Preventing concussion is the same work as preventing most serious grappling injuries: controlling the intensity and trajectory of training actions that carry disproportionate risk. The specifics for head injury.

Slam prohibitions in training. Even rulesets that permit slams in competition should prohibit them in training. The cost of slam practice in training is not proportional to the competitive benefit.

Coaching takedown entries and landings. Competent instruction in takedown defence should include how to land safely when the takedown succeeds. Practitioners who know how to tuck, to distribute impact through a full-body contact rather than a head-first one, and to avoid turning a falling posture into a head-first landing are meaningfully safer.

Scramble intensity management. Scrambling with an unfamiliar partner, or at the start of a training session before both partners are warm, is a higher-risk context for head collisions. Coaches who structure sparring to build intensity over time, rather than starting with maximum scramble output, reduce this exposure.

Environment. Mat thickness and condition matter. Wall padding matters. Removing hard obstacles from the perimeter of the training area matters. These are school-level investments that reduce head injury exposure across the community.

Tapping to chokes early. Chokes taken to loss of consciousness are not trivial. The cumulative effect of repeated episodes of cerebral ischaemia is not zero. See the tapping culture page — the principle is the same as for joint locks.

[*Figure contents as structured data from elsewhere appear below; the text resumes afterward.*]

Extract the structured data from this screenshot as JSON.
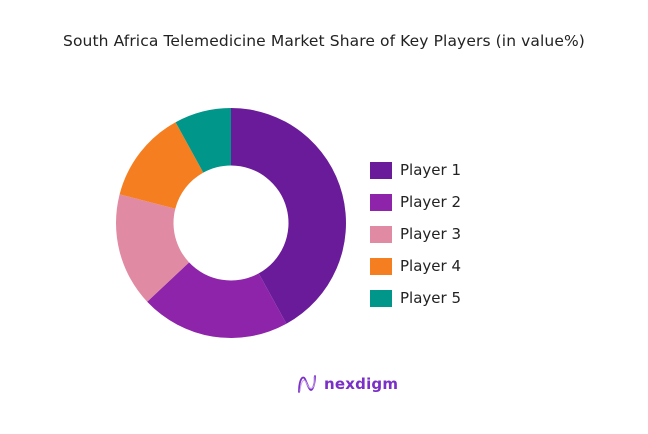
{
  "title": "South Africa Telemedicine Market Share of Key Players (in value%)",
  "brand": {
    "name": "nexdigm",
    "icon": "nexdigm-wave-logo-icon",
    "color": "#7a2fc6"
  },
  "chart_data": {
    "type": "pie",
    "variant": "donut",
    "title": "South Africa Telemedicine Market Share of Key Players (in value%)",
    "categories": [
      "Player 1",
      "Player 2",
      "Player 3",
      "Player 4",
      "Player 5"
    ],
    "values": [
      42,
      21,
      16,
      13,
      8
    ],
    "unit": "%",
    "colors": [
      "#6a1b9a",
      "#8e24aa",
      "#e08aa3",
      "#f57f20",
      "#00968a"
    ],
    "legend_position": "right",
    "start_angle": 0,
    "direction": "clockwise",
    "inner_radius_ratio": 0.5
  },
  "legend": [
    {
      "label": "Player 1",
      "color": "#6a1b9a"
    },
    {
      "label": "Player 2",
      "color": "#8e24aa"
    },
    {
      "label": "Player 3",
      "color": "#e08aa3"
    },
    {
      "label": "Player 4",
      "color": "#f57f20"
    },
    {
      "label": "Player 5",
      "color": "#00968a"
    }
  ]
}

Special Considerations for Youth Practitioners

Children and adolescents recover more slowly from concussion than adults and appear to be at higher risk of second impact syndrome. The default for youth practitioners should be extended rest and slower graded return than for adults, and any youth practitioner with a suspected concussion should be assessed by a paediatrician or sports medicine physician with concussion experience before returning to training. This is not an area for self-management by parents or coaches.

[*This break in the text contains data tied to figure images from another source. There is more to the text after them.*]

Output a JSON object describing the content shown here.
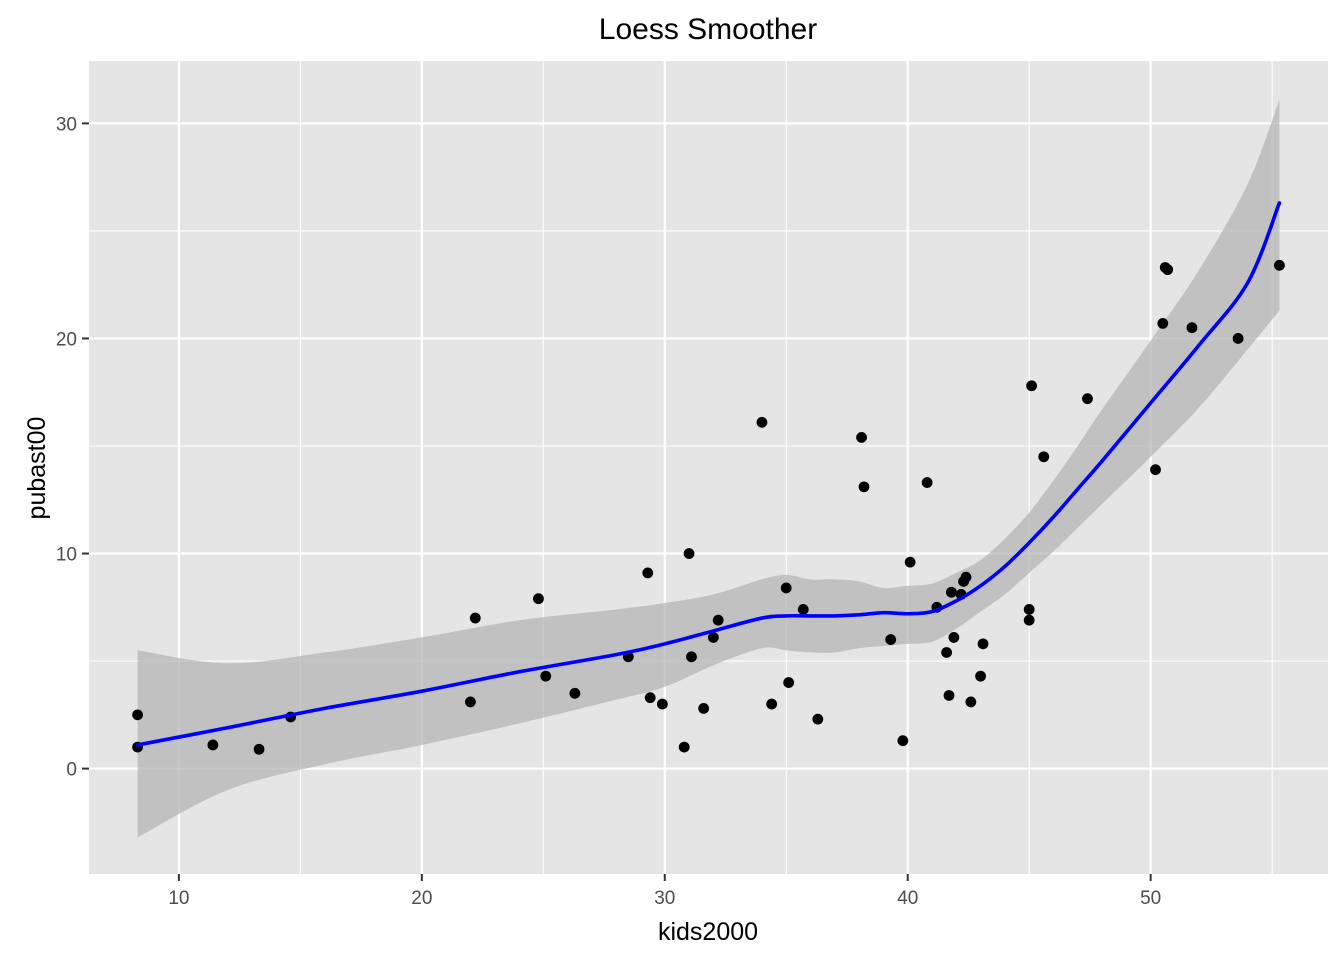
{
  "chart_data": {
    "type": "scatter",
    "title": "Loess Smoother",
    "xlabel": "kids2000",
    "ylabel": "pubast00",
    "xlim": [
      6.3,
      57.3
    ],
    "ylim": [
      -4.9,
      32.9
    ],
    "x_ticks": [
      10,
      20,
      30,
      40,
      50
    ],
    "y_ticks": [
      0,
      10,
      20,
      30
    ],
    "grid": true,
    "colors": {
      "panel": "#e5e5e5",
      "grid": "#ffffff",
      "points": "#000000",
      "smooth_line": "#0000ff",
      "ribbon": "#bdbdbd"
    },
    "points": [
      {
        "x": 8.3,
        "y": 2.5
      },
      {
        "x": 8.3,
        "y": 1.0
      },
      {
        "x": 11.4,
        "y": 1.1
      },
      {
        "x": 13.3,
        "y": 0.9
      },
      {
        "x": 14.6,
        "y": 2.4
      },
      {
        "x": 22.0,
        "y": 3.1
      },
      {
        "x": 22.2,
        "y": 7.0
      },
      {
        "x": 24.8,
        "y": 7.9
      },
      {
        "x": 25.1,
        "y": 4.3
      },
      {
        "x": 26.3,
        "y": 3.5
      },
      {
        "x": 28.5,
        "y": 5.2
      },
      {
        "x": 29.3,
        "y": 9.1
      },
      {
        "x": 29.4,
        "y": 3.3
      },
      {
        "x": 29.9,
        "y": 3.0
      },
      {
        "x": 30.8,
        "y": 1.0
      },
      {
        "x": 31.0,
        "y": 10.0
      },
      {
        "x": 31.1,
        "y": 5.2
      },
      {
        "x": 31.6,
        "y": 2.8
      },
      {
        "x": 32.0,
        "y": 6.1
      },
      {
        "x": 32.2,
        "y": 6.9
      },
      {
        "x": 34.0,
        "y": 16.1
      },
      {
        "x": 34.4,
        "y": 3.0
      },
      {
        "x": 35.0,
        "y": 8.4
      },
      {
        "x": 35.1,
        "y": 4.0
      },
      {
        "x": 35.7,
        "y": 7.4
      },
      {
        "x": 36.3,
        "y": 2.3
      },
      {
        "x": 38.1,
        "y": 15.4
      },
      {
        "x": 38.2,
        "y": 13.1
      },
      {
        "x": 39.3,
        "y": 6.0
      },
      {
        "x": 39.8,
        "y": 1.3
      },
      {
        "x": 40.1,
        "y": 9.6
      },
      {
        "x": 40.8,
        "y": 13.3
      },
      {
        "x": 41.2,
        "y": 7.5
      },
      {
        "x": 41.6,
        "y": 5.4
      },
      {
        "x": 41.7,
        "y": 3.4
      },
      {
        "x": 41.8,
        "y": 8.2
      },
      {
        "x": 41.9,
        "y": 6.1
      },
      {
        "x": 42.2,
        "y": 8.1
      },
      {
        "x": 42.3,
        "y": 8.7
      },
      {
        "x": 42.4,
        "y": 8.9
      },
      {
        "x": 42.6,
        "y": 3.1
      },
      {
        "x": 43.0,
        "y": 4.3
      },
      {
        "x": 43.1,
        "y": 5.8
      },
      {
        "x": 45.0,
        "y": 6.9
      },
      {
        "x": 45.0,
        "y": 7.4
      },
      {
        "x": 45.1,
        "y": 17.8
      },
      {
        "x": 45.6,
        "y": 14.5
      },
      {
        "x": 47.4,
        "y": 17.2
      },
      {
        "x": 50.2,
        "y": 13.9
      },
      {
        "x": 50.5,
        "y": 20.7
      },
      {
        "x": 50.6,
        "y": 23.3
      },
      {
        "x": 50.7,
        "y": 23.2
      },
      {
        "x": 51.7,
        "y": 20.5
      },
      {
        "x": 53.6,
        "y": 20.0
      },
      {
        "x": 55.3,
        "y": 23.4
      }
    ],
    "smooth": {
      "x": [
        8.3,
        12,
        16,
        20,
        24,
        28,
        30,
        32,
        34,
        35,
        36,
        37,
        38,
        39,
        40,
        41,
        42,
        43,
        44,
        45,
        46,
        47,
        48,
        50,
        52,
        54,
        55.3
      ],
      "y": [
        1.1,
        1.9,
        2.8,
        3.6,
        4.5,
        5.3,
        5.8,
        6.4,
        7.0,
        7.1,
        7.1,
        7.1,
        7.15,
        7.25,
        7.2,
        7.3,
        7.8,
        8.5,
        9.4,
        10.5,
        11.7,
        13.0,
        14.3,
        17.0,
        19.7,
        22.6,
        26.3
      ],
      "lower": [
        -3.2,
        -1.0,
        0.2,
        1.1,
        2.1,
        3.2,
        3.8,
        4.8,
        5.6,
        5.5,
        5.4,
        5.4,
        5.6,
        5.7,
        5.8,
        5.9,
        6.5,
        7.3,
        8.1,
        9.1,
        10.1,
        11.2,
        12.3,
        14.5,
        16.8,
        19.5,
        21.3
      ],
      "upper": [
        5.5,
        4.9,
        5.4,
        6.1,
        6.9,
        7.4,
        7.7,
        8.1,
        8.8,
        9.0,
        8.8,
        8.8,
        8.7,
        8.4,
        8.5,
        8.6,
        9.1,
        9.7,
        10.7,
        11.9,
        13.4,
        15.0,
        16.7,
        19.9,
        23.2,
        27.2,
        31.1
      ]
    }
  }
}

Schools that coach minors should have a written concussion policy: what events trigger removal from training, what the graded return protocol is, who is authorised to clear a return, and what documentation is required. A school without this policy is not set up to manage the injury that will inevitably occur in a youth grappling programme.

When to Seek Professional Support

Seek medical assessment for: any significant head impact, any red-flag sign (emergency assessment — see above), symptoms that persist beyond two weeks despite appropriate rest and graded activity, symptoms that are worsening rather than improving, any concussion in a practitioner who has had a previous concussion within the past year, and any concussion in a youth practitioner. Sports medicine physicians with concussion experience are the most relevant resource. General practitioners are appropriate for initial assessment and onward referral.

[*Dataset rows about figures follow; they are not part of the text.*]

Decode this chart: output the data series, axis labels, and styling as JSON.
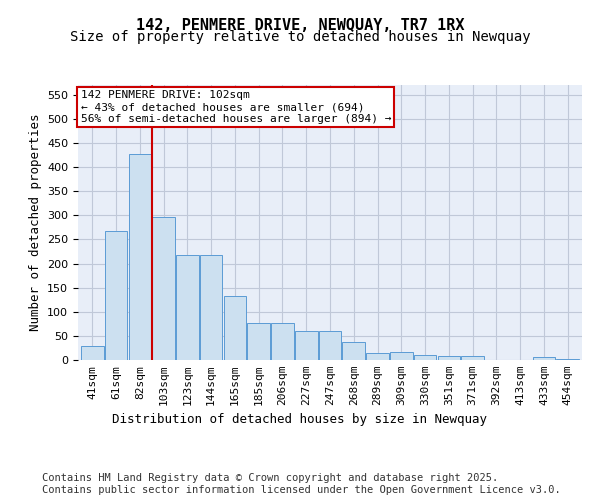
{
  "title": "142, PENMERE DRIVE, NEWQUAY, TR7 1RX",
  "subtitle": "Size of property relative to detached houses in Newquay",
  "xlabel": "Distribution of detached houses by size in Newquay",
  "ylabel": "Number of detached properties",
  "categories": [
    "41sqm",
    "61sqm",
    "82sqm",
    "103sqm",
    "123sqm",
    "144sqm",
    "165sqm",
    "185sqm",
    "206sqm",
    "227sqm",
    "247sqm",
    "268sqm",
    "289sqm",
    "309sqm",
    "330sqm",
    "351sqm",
    "371sqm",
    "392sqm",
    "413sqm",
    "433sqm",
    "454sqm"
  ],
  "values": [
    30,
    268,
    428,
    297,
    217,
    217,
    133,
    77,
    77,
    60,
    60,
    38,
    14,
    16,
    10,
    9,
    9,
    0,
    0,
    6,
    2
  ],
  "bar_color": "#cce0f0",
  "bar_edge_color": "#5b9bd5",
  "grid_color": "#c0c8d8",
  "background_color": "#e8eef8",
  "vline_x_index": 2.5,
  "vline_color": "#cc0000",
  "annotation_text": "142 PENMERE DRIVE: 102sqm\n← 43% of detached houses are smaller (694)\n56% of semi-detached houses are larger (894) →",
  "annotation_box_color": "#cc0000",
  "ylim": [
    0,
    570
  ],
  "yticks": [
    0,
    50,
    100,
    150,
    200,
    250,
    300,
    350,
    400,
    450,
    500,
    550
  ],
  "footer_text": "Contains HM Land Registry data © Crown copyright and database right 2025.\nContains public sector information licensed under the Open Government Licence v3.0.",
  "title_fontsize": 11,
  "subtitle_fontsize": 10,
  "axis_label_fontsize": 9,
  "tick_fontsize": 8,
  "annotation_fontsize": 8,
  "footer_fontsize": 7.5
}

Specialist concussion clinics exist in most urban areas and provide structured assessment and rehabilitation for slow-recovering concussion. Vestibular physiotherapists treat the balance and dizziness components. Neuropsychologists assess persistent cognitive symptoms. Psychologists with experience in post-concussion mood and anxiety symptoms address the emotional component, which is often under-treated.

External Resources

  • SCAT6 (Sport Concussion Assessment Tool, 6th edition) — the international consensus sideline assessment tool. Published in the British Journal of Sports Medicine and freely available. Intended for use by medical professionals but the symptom checklist is useful for coaches and practitioners.
  • Concussion in Sport Group (CISG) consensus statements — periodic international consensus statements on concussion management. The most recent (Amsterdam, 2022) is the current reference standard.
  • CDC HEADS UP program (USA) — cdc.gov/headsup — concussion resources for coaches, parents, and athletes.
  • Headway (UK) — headway.org.uk — brain injury charity with practical resources for concussion and more severe brain injury.
  • Connectivity Traumatic Brain Injury Australia — connectivity.org.au — resources and support for brain injury in Australia.
  • For a country not listed above: search for your national sports medicine association’s concussion guidance, or your national brain injury charity.